定年間際に貯金ゼロでも安心老後をすごす方法 サラリーマンは「2つの資本」で何とかなる

東洋経済オンライン / 2019年12月14日 7時10分

もうすぐ60歳になるのに、貯金がほとんどない…。老後のために「今やるべき対応策」とは?(写真:sasaki106/PIXTA)

私は仕事柄、各地で50代の人を対象としたセミナーで講演することが多いのですが、最近、こんな質問を受けることがあります。

「私は、まもなく60歳の定年を迎えますが、貯金がほとんどありません。いったいどうすればいいのでしょう?」

財務省の「財務総合政策研究所」が出している『フィナンシャル・レビュー』(平成30年第2号)によれば、金融資産が150万円以下の層は55~59歳で19.71%と、2割近い数字になっていますから、ほとんど貯蓄を持っていない人たちが一定数いることは確かでしょう。かくいう私自身もサラリーマンで定年を迎えたときの預金残高は150万円しかありませんでしたから、この2割の中に入っていたことになります。

普通に考えたら、定年のときに貯金がほとんどないのであれば、「それから先はどうやって生活すればいいのだろう?」と心配になるでしょう。しかも今年は「老後2000万円問題」が話題になりましたから、余計にそう思うかもしれません。でも、あなたがサラリーマンであれば、定年時に貯金がほとんどなくても「資産はゼロ」というわけではないのです。

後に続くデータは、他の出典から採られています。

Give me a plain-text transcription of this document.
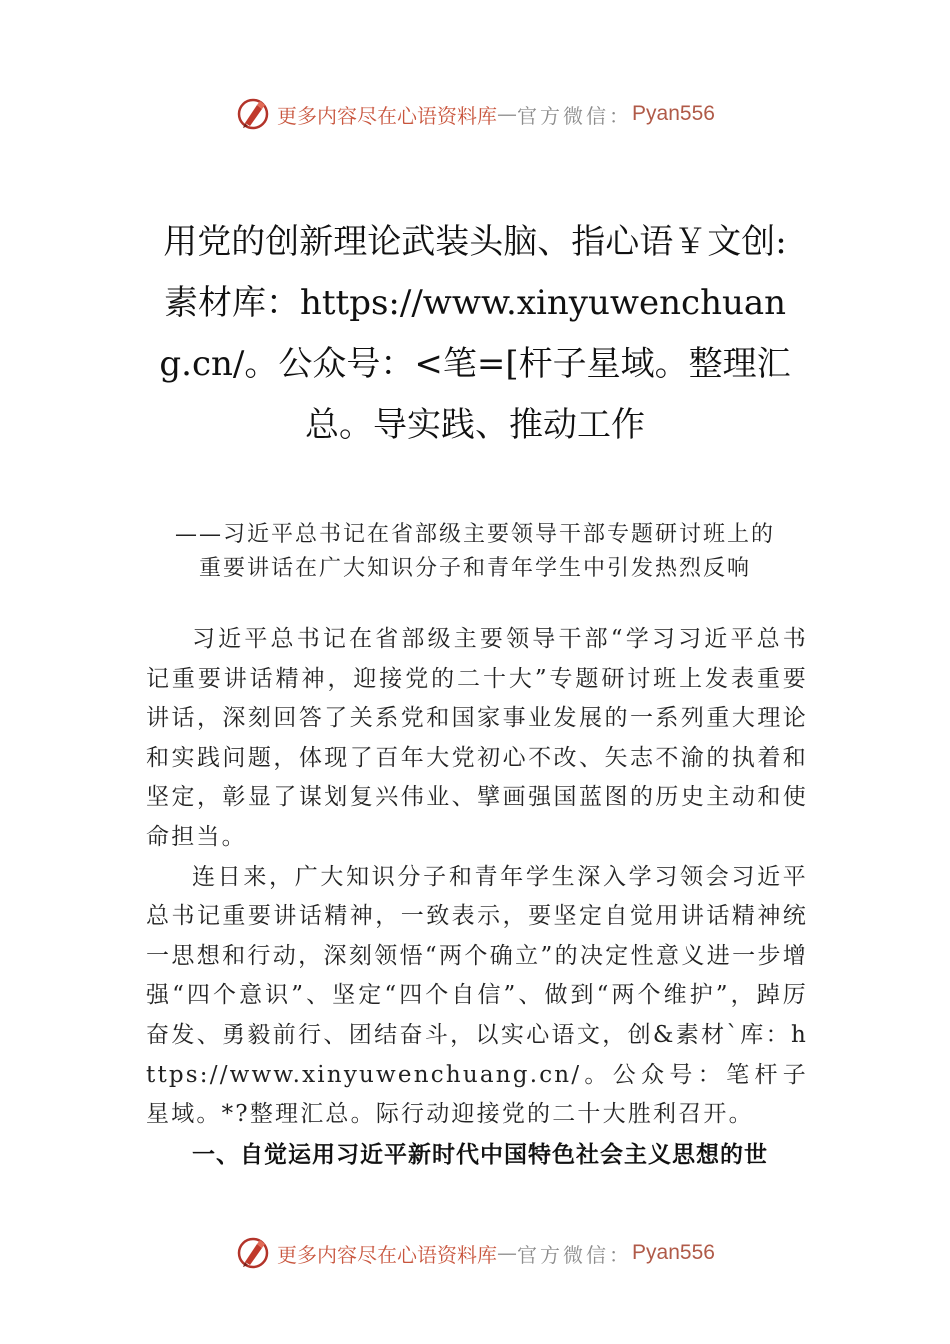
更多内容尽在心语资料库 — 官方微信： Pyan556
用党的创新理论武装头脑、指心语￥文创:素材库：https://www.xinyuwenchuang.cn/。公众号：<笔=[杆子星域。整理汇总。导实践、推动工作
——习近平总书记在省部级主要领导干部专题研讨班上的
重要讲话在广大知识分子和青年学生中引发热烈反响

习近平总书记在省部级主要领导干部“学习习近平总书记重要讲话精神，迎接党的二十大”专题研讨班上发表重要讲话，深刻回答了关系党和国家事业发展的一系列重大理论和实践问题，体现了百年大党初心不改、矢志不渝的执着和坚定，彰显了谋划复兴伟业、擘画强国蓝图的历史主动和使命担当。

连日来，广大知识分子和青年学生深入学习领会习近平总书记重要讲话精神，一致表示，要坚定自觉用讲话精神统一思想和行动，深刻领悟“两个确立”的决定性意义进一步增强“四个意识”、坚定“四个自信”、做到“两个维护”，踔厉奋发、勇毅前行、团结奋斗，以实心语文，创&素材`库：https://www.xinyuwenchuang.cn/。公众号：笔杆子星域。*?整理汇总。际行动迎接党的二十大胜利召开。

一、自觉运用习近平新时代中国特色社会主义思想的世

更多内容尽在心语资料库 — 官方微信： Pyan556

■貯金以外にも、定年以降の隠れた「金融資本」が必ずある

会社が事業活動をするための元手を「資本」といいますが、この「資本」を個人の場合に置き換えれば、消費活動をするための元手ということになります。個人にとっての資本は2つに分けることができ、「人的資本」と「金融資本」があります。

人的資本とは、わかりやすくいえば「働いて稼ぐ力」です。一方、金融資本は自分が持っている金融資産のことですが、それは貯金だけではありません。公的年金制度も金融資本ですし、サラリーマンであれば企業の退職給付制度は隠れた金融資本です。

公的年金制度の本質は保険です。歳を取って働けなくなった場合、生活するためのお金の一部が死ぬまで支給される、いわば終身の所得保障保険のようなものです。現役の頃から保険料を納めておけば、将来に働けなくなったら所得保障が受けられる権利を手にできる、と考えればいいのです。

一方、企業の退職給付制度は、公的年金制度のような保険とは異なり、「給与の後払い」という性格を持っています。支給の形式によって、退職金になるか企業年金になるかが違うだけで、本質はどちらも給与の後払いです。後払いの退職給付制度を廃止する代わりに「退職金前払い制度」を導入し、現役時代の給料に上乗せして支払っている会社もあります。